In deze zaak, behandeld door het Gerechtshof Arnhem-Leeuwarden, gaat het om een verzoek tot herberekening van de kinderalimentatie door de man, die in hoger beroep is gekomen tegen een eerdere beschikking van de rechtbank Midden-Nederland. De man verzoekt de kinderalimentatie te verlagen van € 159,- naar € 97,- per maand, terwijl de vrouw in incidenteel hoger beroep verzoekt om een verhoging naar € 500,- per maand. De procedure in eerste aanleg vond plaats op 21 oktober 2019, en de mondelinge behandeling in hoger beroep vond plaats op 22 juni 2020 via een beeldverbinding vanwege de coronamaatregelen.
Het hof heeft vastgesteld dat de behoefte van het kind in 2019 € 821,- per maand bedraagt. De man en de vrouw zijn het erover eens dat de draagkracht van de vrouw € 1.135,- per maand is, terwijl de draagkracht van de man, rekening houdend met zijn verdiencapaciteit, op € 711,- per maand wordt geschat.
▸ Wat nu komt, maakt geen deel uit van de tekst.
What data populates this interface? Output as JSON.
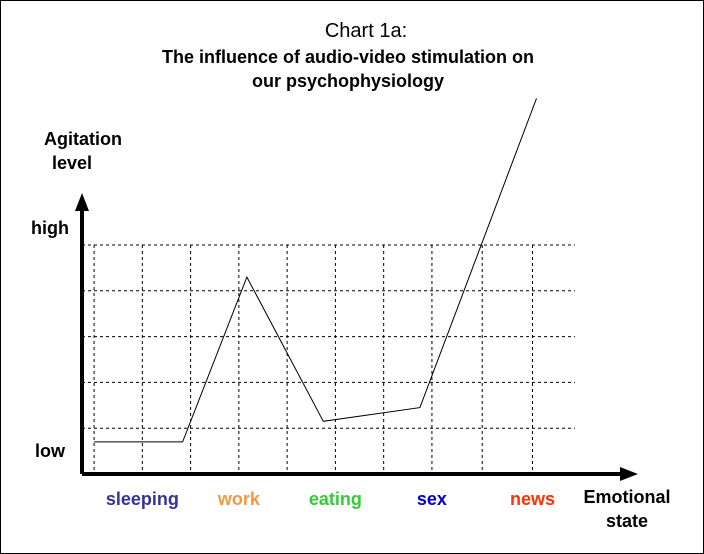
{
  "chart_data": {
    "type": "line",
    "title": "Chart 1a:",
    "subtitle_lines": [
      "The influence of audio-video stimulation on",
      "our psychophysiology"
    ],
    "ylabel_lines": [
      "Agitation",
      "level"
    ],
    "xlabel_lines": [
      "Emotional",
      "state"
    ],
    "y_tick_labels": {
      "high": "high",
      "low": "low"
    },
    "ylim": [
      0,
      5
    ],
    "x_range": [
      0,
      6.75
    ],
    "grid": true,
    "categories": [
      {
        "label": "sleeping",
        "x": 0.75,
        "color": "#333399"
      },
      {
        "label": "work",
        "x": 1.95,
        "color": "#F79646"
      },
      {
        "label": "eating",
        "x": 3.15,
        "color": "#33CC33"
      },
      {
        "label": "sex",
        "x": 4.35,
        "color": "#0000CC"
      },
      {
        "label": "news",
        "x": 5.6,
        "color": "#FF3300"
      }
    ],
    "series": [
      {
        "x": [
          0.15,
          1.25,
          2.05,
          3.0,
          4.2,
          5.65
        ],
        "values": [
          0.7,
          0.7,
          4.3,
          1.15,
          1.45,
          8.2
        ]
      }
    ],
    "colors": {
      "line": "#000000",
      "grid": "#000000",
      "axis": "#000000"
    }
  }
}
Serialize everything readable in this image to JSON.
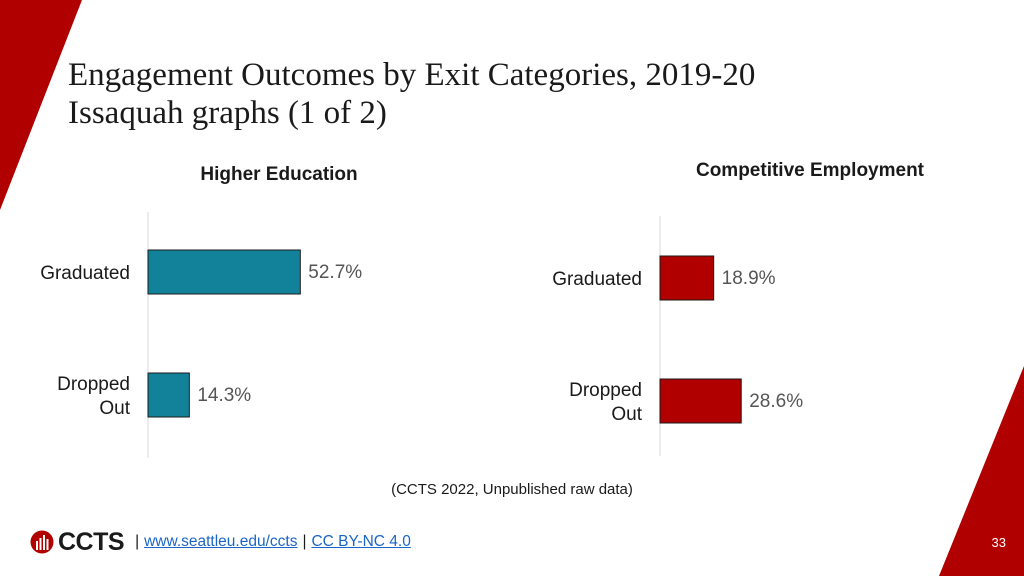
{
  "slide": {
    "title_line1": "Engagement Outcomes by Exit Categories, 2019-20",
    "title_line2": "Issaquah graphs (1 of 2)",
    "source": "(CCTS 2022, Unpublished raw data)",
    "page_number": "33",
    "accent_color": "#b00000"
  },
  "footer": {
    "logo_text": "CCTS",
    "link1": "www.seattleu.edu/ccts",
    "separator": "|",
    "link2": "CC BY-NC 4.0"
  },
  "chart_data": [
    {
      "type": "bar",
      "orientation": "horizontal",
      "title": "Higher Education",
      "categories": [
        "Graduated",
        "Dropped Out"
      ],
      "values": [
        52.7,
        14.3
      ],
      "value_labels": [
        "52.7%",
        "14.3%"
      ],
      "color": "#11829a",
      "xlim": [
        0,
        100
      ],
      "grid": false
    },
    {
      "type": "bar",
      "orientation": "horizontal",
      "title": "Competitive Employment",
      "categories": [
        "Graduated",
        "Dropped Out"
      ],
      "values": [
        18.9,
        28.6
      ],
      "value_labels": [
        "18.9%",
        "28.6%"
      ],
      "color": "#b00000",
      "xlim": [
        0,
        100
      ],
      "grid": false
    }
  ]
}
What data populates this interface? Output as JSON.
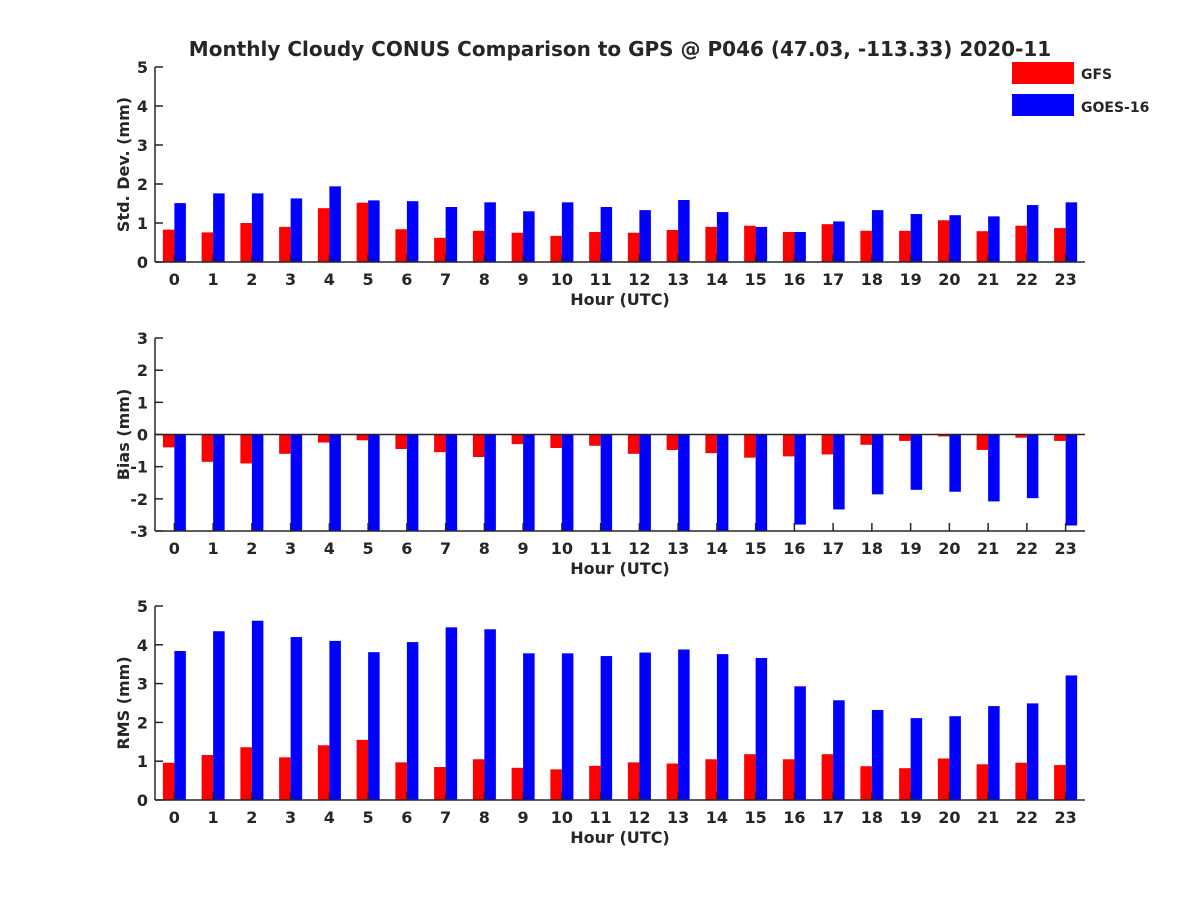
{
  "chart_data": {
    "type": "bar",
    "title": "Monthly Cloudy CONUS Comparison to GPS @ P046 (47.03, -113.33) 2020-11",
    "legend": {
      "placement": "top-right",
      "entries": [
        "GFS",
        "GOES-16"
      ]
    },
    "colors": {
      "GFS": "#ff0000",
      "GOES-16": "#0000ff"
    },
    "categories": [
      "0",
      "1",
      "2",
      "3",
      "4",
      "5",
      "6",
      "7",
      "8",
      "9",
      "10",
      "11",
      "12",
      "13",
      "14",
      "15",
      "16",
      "17",
      "18",
      "19",
      "20",
      "21",
      "22",
      "23"
    ],
    "panels": [
      {
        "ylabel": "Std. Dev. (mm)",
        "xlabel": "Hour (UTC)",
        "ylim": [
          0,
          5
        ],
        "yticks": [
          "0",
          "1",
          "2",
          "3",
          "4",
          "5"
        ],
        "series": [
          {
            "name": "GFS",
            "values": [
              0.83,
              0.76,
              1.0,
              0.9,
              1.38,
              1.52,
              0.84,
              0.62,
              0.8,
              0.75,
              0.67,
              0.77,
              0.75,
              0.82,
              0.9,
              0.93,
              0.77,
              0.97,
              0.8,
              0.8,
              1.07,
              0.79,
              0.93,
              0.87
            ]
          },
          {
            "name": "GOES-16",
            "values": [
              1.51,
              1.76,
              1.76,
              1.63,
              1.94,
              1.58,
              1.56,
              1.41,
              1.53,
              1.3,
              1.53,
              1.41,
              1.33,
              1.59,
              1.28,
              0.9,
              0.77,
              1.04,
              1.33,
              1.23,
              1.2,
              1.17,
              1.46,
              1.53
            ]
          }
        ]
      },
      {
        "ylabel": "Bias (mm)",
        "xlabel": "Hour (UTC)",
        "ylim": [
          -3,
          3
        ],
        "yticks": [
          "-3",
          "-2",
          "-1",
          "0",
          "1",
          "2",
          "3"
        ],
        "series": [
          {
            "name": "GFS",
            "values": [
              -0.4,
              -0.85,
              -0.9,
              -0.6,
              -0.25,
              -0.18,
              -0.45,
              -0.55,
              -0.7,
              -0.3,
              -0.42,
              -0.35,
              -0.6,
              -0.48,
              -0.58,
              -0.72,
              -0.68,
              -0.62,
              -0.32,
              -0.2,
              -0.06,
              -0.48,
              -0.1,
              -0.2
            ]
          },
          {
            "name": "GOES-16",
            "values": [
              -3.0,
              -3.0,
              -3.0,
              -3.0,
              -3.0,
              -3.0,
              -3.0,
              -3.0,
              -3.0,
              -3.0,
              -3.0,
              -3.0,
              -3.0,
              -3.0,
              -3.0,
              -3.0,
              -2.8,
              -2.33,
              -1.86,
              -1.72,
              -1.78,
              -2.08,
              -1.98,
              -2.83
            ]
          }
        ]
      },
      {
        "ylabel": "RMS (mm)",
        "xlabel": "Hour (UTC)",
        "ylim": [
          0,
          5
        ],
        "yticks": [
          "0",
          "1",
          "2",
          "3",
          "4",
          "5"
        ],
        "series": [
          {
            "name": "GFS",
            "values": [
              0.96,
              1.16,
              1.36,
              1.1,
              1.41,
              1.55,
              0.97,
              0.85,
              1.05,
              0.83,
              0.79,
              0.88,
              0.97,
              0.94,
              1.05,
              1.18,
              1.05,
              1.18,
              0.87,
              0.82,
              1.07,
              0.92,
              0.96,
              0.9
            ]
          },
          {
            "name": "GOES-16",
            "values": [
              3.84,
              4.35,
              4.62,
              4.2,
              4.1,
              3.81,
              4.07,
              4.45,
              4.4,
              3.78,
              3.78,
              3.71,
              3.8,
              3.88,
              3.76,
              3.66,
              2.93,
              2.57,
              2.32,
              2.11,
              2.16,
              2.42,
              2.49,
              3.21
            ]
          }
        ]
      }
    ]
  }
}
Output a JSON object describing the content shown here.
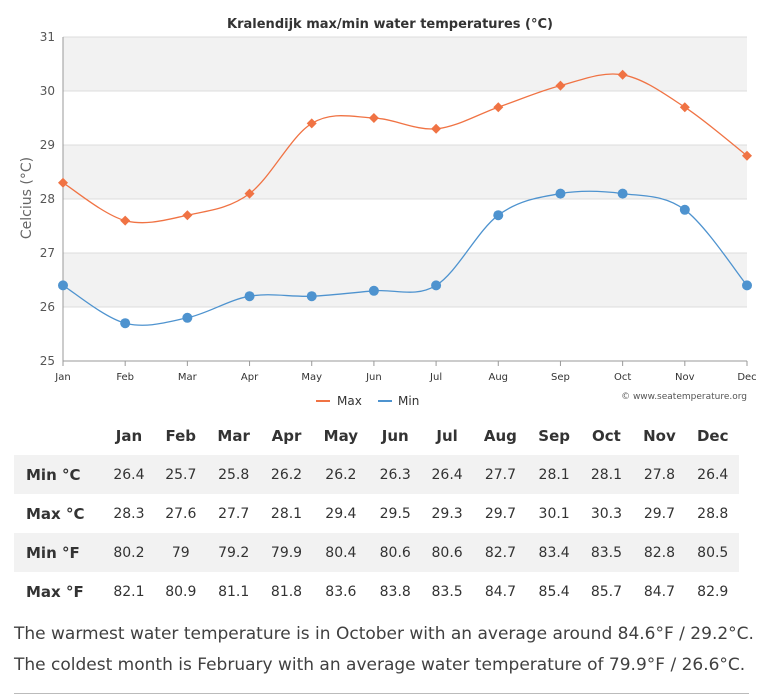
{
  "chart_data": {
    "type": "line",
    "title": "Kralendijk max/min water temperatures (°C)",
    "xlabel": "",
    "ylabel": "Celcius (°C)",
    "ylim": [
      25,
      31
    ],
    "yticks": [
      "25",
      "26",
      "27",
      "28",
      "29",
      "30",
      "31"
    ],
    "categories": [
      "Jan",
      "Feb",
      "Mar",
      "Apr",
      "May",
      "Jun",
      "Jul",
      "Aug",
      "Sep",
      "Oct",
      "Nov",
      "Dec"
    ],
    "series": [
      {
        "name": "Max",
        "color": "#f07344",
        "marker": "diamond",
        "values": [
          28.3,
          27.6,
          27.7,
          28.1,
          29.4,
          29.5,
          29.3,
          29.7,
          30.1,
          30.3,
          29.7,
          28.8
        ]
      },
      {
        "name": "Min",
        "color": "#4e93cf",
        "marker": "circle",
        "values": [
          26.4,
          25.7,
          25.8,
          26.2,
          26.2,
          26.3,
          26.4,
          27.7,
          28.1,
          28.1,
          27.8,
          26.4
        ]
      }
    ],
    "legend": "bottom-center",
    "credit": "© www.seatemperature.org"
  },
  "table": {
    "headers": [
      "",
      "Jan",
      "Feb",
      "Mar",
      "Apr",
      "May",
      "Jun",
      "Jul",
      "Aug",
      "Sep",
      "Oct",
      "Nov",
      "Dec"
    ],
    "rows": [
      {
        "label": "Min °C",
        "values": [
          "26.4",
          "25.7",
          "25.8",
          "26.2",
          "26.2",
          "26.3",
          "26.4",
          "27.7",
          "28.1",
          "28.1",
          "27.8",
          "26.4"
        ]
      },
      {
        "label": "Max °C",
        "values": [
          "28.3",
          "27.6",
          "27.7",
          "28.1",
          "29.4",
          "29.5",
          "29.3",
          "29.7",
          "30.1",
          "30.3",
          "29.7",
          "28.8"
        ]
      },
      {
        "label": "Min °F",
        "values": [
          "80.2",
          "79",
          "79.2",
          "79.9",
          "80.4",
          "80.6",
          "80.6",
          "82.7",
          "83.4",
          "83.5",
          "82.8",
          "80.5"
        ]
      },
      {
        "label": "Max °F",
        "values": [
          "82.1",
          "80.9",
          "81.1",
          "81.8",
          "83.6",
          "83.8",
          "83.5",
          "84.7",
          "85.4",
          "85.7",
          "84.7",
          "82.9"
        ]
      }
    ]
  },
  "summary": {
    "warmest": "The warmest water temperature is in October with an average around 84.6°F / 29.2°C.",
    "coldest": "The coldest month is February with an average water temperature of 79.9°F / 26.6°C."
  }
}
Het hof oordeelt dat de man een bijdrage van € 111,- per maand moet betalen, rekening houdend met de zorgkorting van 25% die van toepassing is. De man heeft ook verzocht om terugbetaling van te veel betaalde kinderalimentatie, maar het hof oordeelt dat dit verzoek te laat is ingediend.
De beslissing van het hof is om de bestreden beschikking te vernietigen en de kinderalimentatie te wijzigen naar € 111,- per maand, met ingang van 1 januari 2019. De proceskosten worden gecompenseerd, waarbij elke partij zijn eigen kosten draagt. De uitspraak is gedaan door een collegiaal hof en is openbaar uitgesproken op 14 juli 2020.